L’Afrique du football a peu goûté ce qu’elle considère comme la manifestation d’une forme de mépris. «Que les Européens arrêtent de nous raconter les histoires. Le virus est chez eux mais le championnat de France ne s’est pas arrêté. Les Anglais ont joué hier, ils joueront aujourd’hui et demain», a balayé Joseph-Antoine Bell, l’ancien gardien des Lions indomptables. Invité de l’After Foot, sur RMC, le vice-président de la fédération guinéenne Sega Diallo a estimé également que «tout ceci n’est qu’un prétexte. Les clubs européens sont friands de nos joueurs, ils doivent accepter leur indisponibilité sur cette période. Il est hors de question que l’on essaye de jouer sur la recrudescence de la pandémie pour exercer une pression malsaine sur les joueurs.»

Vision à court terme

De son côté, le sélectionneur du Maroc, Vahid Halilhodzic a constaté que «faire venir les joueurs devenait de plus en plus compliqué. Ils sont obligés de répondre à une convocation, mais les clubs font tout pour qu’ils ne viennent pas, en faisant du chantage, en les menaçant de perdre leur place ou d’être transféré.» A l’AFP, le Franco-Bosnien a admis mettre lui aussi la pression en considérant que «le joueur qui ne vient pas ne témoigne pas d’un attachement suffisant à la sélection.»

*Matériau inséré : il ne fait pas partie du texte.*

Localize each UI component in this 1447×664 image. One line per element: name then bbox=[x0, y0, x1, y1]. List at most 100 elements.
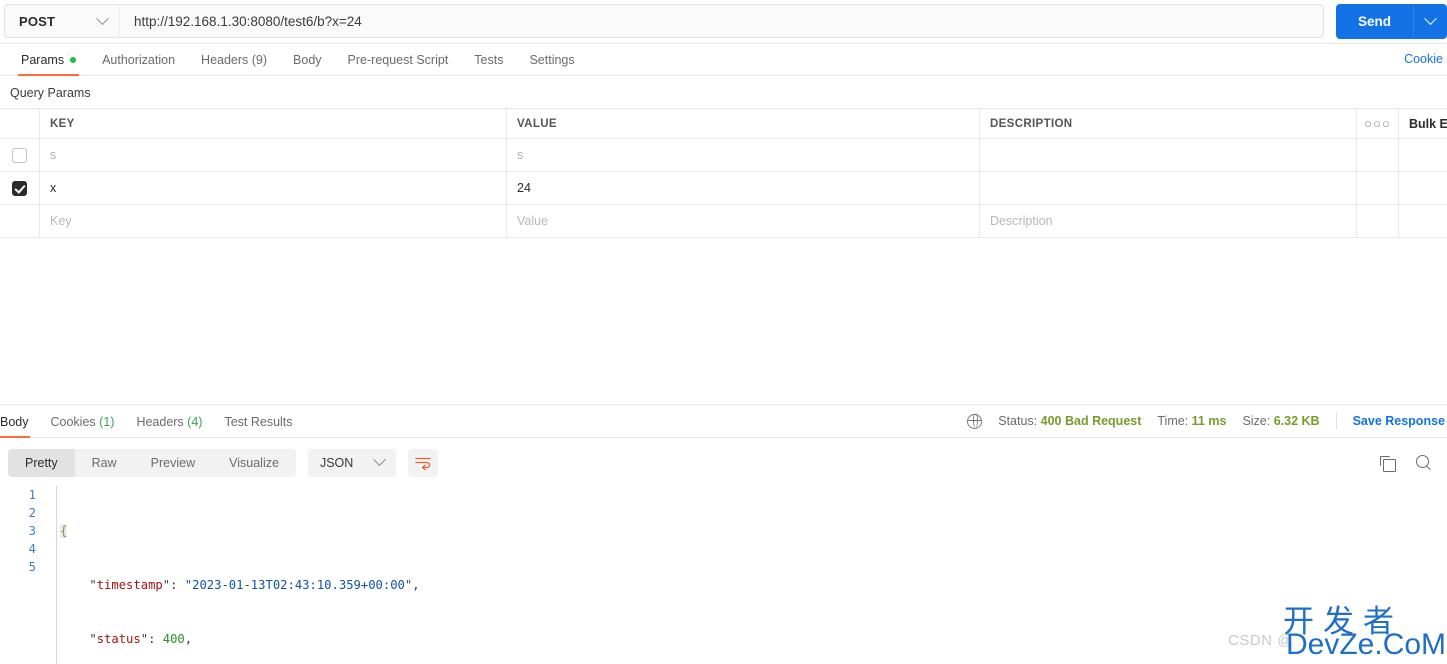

L’égoïsme des clubs et des ligues, leur raisonnement à court terme, n’aideront pas l’UEFA lorsqu’il faudra s’opposer au projet de Coupe du monde tous les deux ans, que Gianni Infantino a «vendu» à l’Afrique comme l’ascenseur qui lui permettra de combler son retard sur l’Europe. En février 2020, le président de la FIFA avait paradoxalement proposé de ne plus organiser la CAN que tous les quatre ans, afin de la rendre «plus viable commercialement et plus attrayante sur le plan mondial». Les revenus de la CAN sont estimés à 45 millions d’euros, contre 1,9 milliard d’euros pour l’Euro 2016 en France.